Ürdün Dışişleri Bakanlığı’ndan yapılan açıklamaya göre Suriye hükümetinin eyaleti korumadaki güvenlik rolü, eyaletin idari sınırlarını korumak ve Şam'a bağlayan yolun güvenliğini sağlamakla sınırlı. İç güvenlik ise İçişleri Bakanlığı tarafından atanan bir kişinin liderliğinde Süveyda'nın çeşitli kesimlerinden oluşan yerel polis gücü tarafından sağlanacak. Bu adım, Ürdün ve ABD'nin himayesinde Suriye hükümeti ile Süveydalıları bir araya getiren istişareler ve toplantılar sonucunda kararlaştırılacak.

Toplantılar ve görüşmeler sonucunda sadece polis gücü kurulmakla kalmayacak, aynı zamanda yerel sakinler ile devlet kurumları arasında koordinasyon sağlanarak ildeki sivil ve idari kurumlar da yeniden faaliyete geçecek.

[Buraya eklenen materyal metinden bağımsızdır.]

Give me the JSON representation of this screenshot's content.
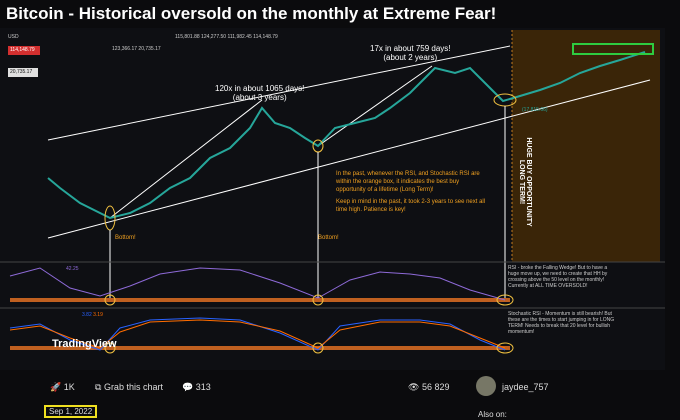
{
  "title": "Bitcoin - Historical oversold on the monthly at Extreme Fear!",
  "chart": {
    "currency": "USD",
    "last_price": "114,148.79",
    "ohlc": [
      "115,801.88",
      "124,277.50",
      "111,982.45",
      "114,148.79"
    ],
    "extra": [
      "123,366.17",
      "20,735.17"
    ],
    "price_marker": "20,735.17",
    "annotations": {
      "cycle_2": [
        "17x in about 759 days!",
        "(about 2 years)"
      ],
      "cycle_1": [
        "120x in about 1065 days!",
        "(about 3 years)"
      ],
      "bottom_1": "Bottom!",
      "bottom_2": "Bottom!",
      "low_label": "(17,815.66)",
      "vertical": [
        "HUGE BUY OPPORTUNITY",
        "LONG TERM!"
      ],
      "note_1": "In the past, whenever the RSI, and Stochastic RSI are within the orange box, it indicates the best buy opportunity of a lifetime (Long Term)!",
      "note_2": "Keep in mind in the past, it took 2-3 years to see next all time high. Patience is key!"
    },
    "rsi_value": "42.25",
    "stoch_values": [
      "3.82",
      "3.19"
    ],
    "rsi_note": "RSI - broke the Falling Wedge! But to have a huge move up, we need to create that HH by crossing above the 50 level on the monthly! Currently at ALL TIME OVERSOLD!",
    "stoch_note": "Stochastic RSI - Momentum is still bearish! But these are the times to start jumping in for LONG TERM! Needs to break that 20 level for bullish momentum!",
    "logo": "TradingView"
  },
  "footer": {
    "boosts": "1K",
    "grab": "Grab this chart",
    "comments": "313",
    "views": "56 829",
    "author": "jaydee_757",
    "date": "Sep 1, 2022",
    "also_on": "Also on:"
  }
}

Ancak ‘Tüm bu süreçte Süveyda adına kim müzakere edecek?’ sorusu, yanıt bekleyen en önemli soru olmaya devam ediyor.

Şarku’l Avsat’ın Independent Arabia'dan aktardığı analize göre Ürdün'ün başkenti Amman'dan konuşan Sabaileh, Yüksek Hukuk Komitesi üyelerinin Süveyda'da bulunmaması ve Suriye’deki Dürzilerin ruhani lideri Şeyh Hikmet el-Hicri'nin temsilcilerinin toplantılara katılmamasının yol haritasının ölü doğduğunu gösterdiğini belirtiyor. Bunun nedeni, onların uzlaşı sürecinin kilit oyuncuları olmaları. Onların yokluğu krizin çözülmesini sağlamayacak, aksine krizi daha da şiddetlendirecek ve uzatacak. Suriye hükümeti onları temsil etmiyor ve Şam'da onlarla ilgilenenler Süveyda'yı temsil etmiyor ve orada hiçbir etkisi yok. Ayrıca Ürdün, sahada aktif olan bu taraf adına konuşamaz.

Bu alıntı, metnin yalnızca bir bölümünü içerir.